I think you’re going to have trouble with an answer here when a lot of other ppl, myself included, will need an ELi5 even for the phrase “terminal lucidity”

Anonymous 0 Comments

Terminal lucidity is not a medical term. There’s not even credible evidence that it actually happens, much less a scientific explanation for it.

Every once in a while a headline comes out about it, but it’s more clickbait than science.

However, if we’re to assume that it’s a real phenomena… people’s best guess was that this supposed sudden burst of clarity/awareness occurred because the brain was going into a fevered frenzy as the body died and organs shut down. The final desperate firing of dying neurons.

At least, they assumed fever had something to do with it. They really, and this cannot be stressed enough, *had no idea*. We’re not talking about today’s doctors here. We’re talking about physicians from the 1800s. Discussion of Terminal Lucidity hit a decline as time marched on and we approached what you can think of as a modern medicine.

That isn’t to say that the idea was dropped completely from discourse forever, of course. Terminal Lucidity was used as a plot device in classic literature, so every couple of years someone digs up all these FICTIONAL examples of it and says “maybe they’re talking about Terminal Lucidity, and maybe it’s real?” but this conjecture *usually* confines itself to the English department. You won’t find a credible peer-reviewed scientific study about terminal lucidity.

From wikipedia:

>According to Macleod (2009) in his observations, explanative causes could not be found for the variety of cases, but it was suggested that due to the modern pharmacology in terminal cases, the condition may be less common today. A recent proposed mechanism includes a non-tested hypothesis of neuromodulation, according to which near-death discharges of neurotransmitters and corticotropin-releasing peptides act upon preserved circuits of the medial prefrontal cortex and hippocampus, promoting memory retrieval and mental clarity.

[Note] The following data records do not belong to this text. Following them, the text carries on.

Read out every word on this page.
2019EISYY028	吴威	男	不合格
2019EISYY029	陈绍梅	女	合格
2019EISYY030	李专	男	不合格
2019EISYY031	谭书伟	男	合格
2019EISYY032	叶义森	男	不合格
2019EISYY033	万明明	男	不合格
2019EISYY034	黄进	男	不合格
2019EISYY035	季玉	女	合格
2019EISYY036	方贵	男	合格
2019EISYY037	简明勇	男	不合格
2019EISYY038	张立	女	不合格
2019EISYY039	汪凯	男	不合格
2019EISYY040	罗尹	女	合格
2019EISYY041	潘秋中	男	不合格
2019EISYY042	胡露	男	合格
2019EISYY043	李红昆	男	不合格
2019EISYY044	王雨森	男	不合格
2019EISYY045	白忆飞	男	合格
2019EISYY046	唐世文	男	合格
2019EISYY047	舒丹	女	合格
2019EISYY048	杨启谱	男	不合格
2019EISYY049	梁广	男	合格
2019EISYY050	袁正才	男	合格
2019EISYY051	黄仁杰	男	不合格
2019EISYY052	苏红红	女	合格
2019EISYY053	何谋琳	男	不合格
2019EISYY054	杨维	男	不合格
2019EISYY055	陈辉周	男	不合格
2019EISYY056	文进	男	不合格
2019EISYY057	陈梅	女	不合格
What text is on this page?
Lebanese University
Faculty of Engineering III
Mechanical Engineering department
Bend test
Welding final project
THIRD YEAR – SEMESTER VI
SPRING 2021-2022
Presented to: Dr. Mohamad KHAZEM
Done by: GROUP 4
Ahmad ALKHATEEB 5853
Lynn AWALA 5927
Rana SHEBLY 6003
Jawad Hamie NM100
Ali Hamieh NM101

So, dying brain releases all the brain juices into the brain soup at once. (People have also suggested that this, if real, could be behind the “my life flashed before my eyes!” trope.)

Keep in mind that terminal lucidity makes a comforting story for those left behind. *”I told Grandma [an important thing] as she died, and I just KNOW she understood me, with a sudden burst of clarity, despite spending the past 20 years of her life totally unaware of who I even was”* is a lie loved ones might tell themselves to make the loss easier to deal with.

People like to have closure, and death rarely affords it, so there are numerous feel-good superstitions involving death.